Bishop calls for compassion towards refugees
The former Church of England Bishop Stephen Lowe has robustly defended the right of refugees to find a safe place in the UK. In an energetic discussion on LBC, he called for compassion for the hundreds of people risking a Channel crossing to come to this country. He was challenged by a caller who thought the people were not desperate, but economic migrants who could find safety in France. But the Bishop said they were fleeing war and famine and “you’d have to be desperate if you’re crossing one of the busiest shipping routes in the world in a rubber dinghy”.
Meanwhile, the Rev Gareth Jones from Ilford, has criticised the CofE for failing to appoint a National Refugee Welcome Co-ordinator. He said the role was needed to co-ordinate work with refugees across the country. In a letter to the Church Times, he said many parish based refugee and asylum support initiatives had closed because of the lockdown. The CofE said the role was to enable dioceses to create their own capacity to help refugees and there are local coordinators now.

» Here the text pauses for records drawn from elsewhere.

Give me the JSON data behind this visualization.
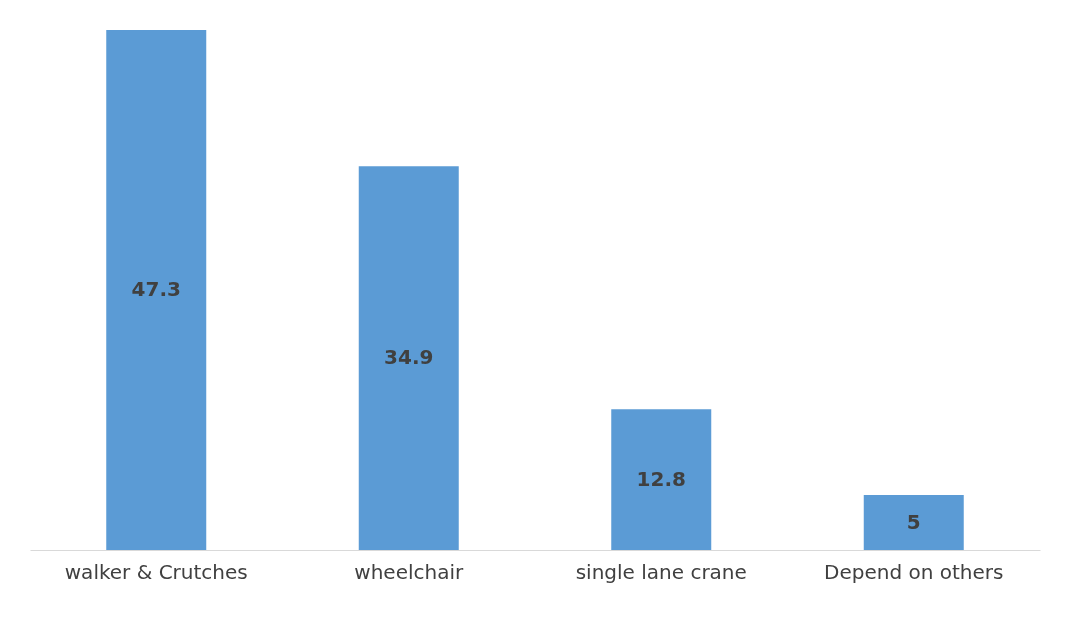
{
  "chart_data": {
    "type": "bar",
    "categories": [
      "walker & Crutches",
      "wheelchair",
      "single lane crane",
      "Depend on others"
    ],
    "values": [
      47.3,
      34.9,
      12.8,
      5
    ],
    "color": "#5b9bd5",
    "data_labels": true
  }
}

Sex abuse and Jehovah’s Witnesses’ response
The Independent Inquiry into Child Sexual Abuse is hearing evidence this week from religious organisations. The Guardian reports that two former Jehovah’s Witness elders, who gave evidence on Monday, called for mandatory reporting of child sexual abuse, taking it out of the hands of the church. The story emerged of overbearing authoritarianism, strict codes of conduct and exclusive social lives barricaded from the world outside. A survivor of sexual abuse told her story. The inquiry was told that elders were given internal training on how to deal with abuse allegations. A Guardian investigation of the Jehovah’s Witnesses, in 2018, based on allegations from more than 100 people, revealed a “culture of cover-up and lies”.
Covid19 outbreak in monastery in Assisi
Ten Franciscan friars and eight novices in the community at the Basilica of St. Francis of Assisi, have tested positive this week for COVID-19. The Catholic News Agency reports that all are in isolation and good health. They include novices who arrived from European countries to begin their training. All are being kept away from the public, so tourists and pilgrims can continue as normal. Umbria, the region in which Assisi is located, had one of the lowest number of coronavirus cases in Italy
$5million from Islamic Relief for the people of Beirut
The Muslim aid agency Islamic Relief has pledged $5 million in emergency funding to help the people of Lebanon following the explosion which devastated Beirut. 155 people died, 300,000 people are homeless, and aid workers are struggling to meet the need for food, water, medicine and shelter. The store next to the building which exploded, contained 18 months of grain and food shortages are expected as a result. The charity says that Islamic Relief Lebanon is aiming to provide 7,500 people with food parcels for the next two months as well as non-food items such as lamps, fans, hygiene kits, tarpaulins and blankets for 10,000 people. The country was in lockdown when the explosion happened.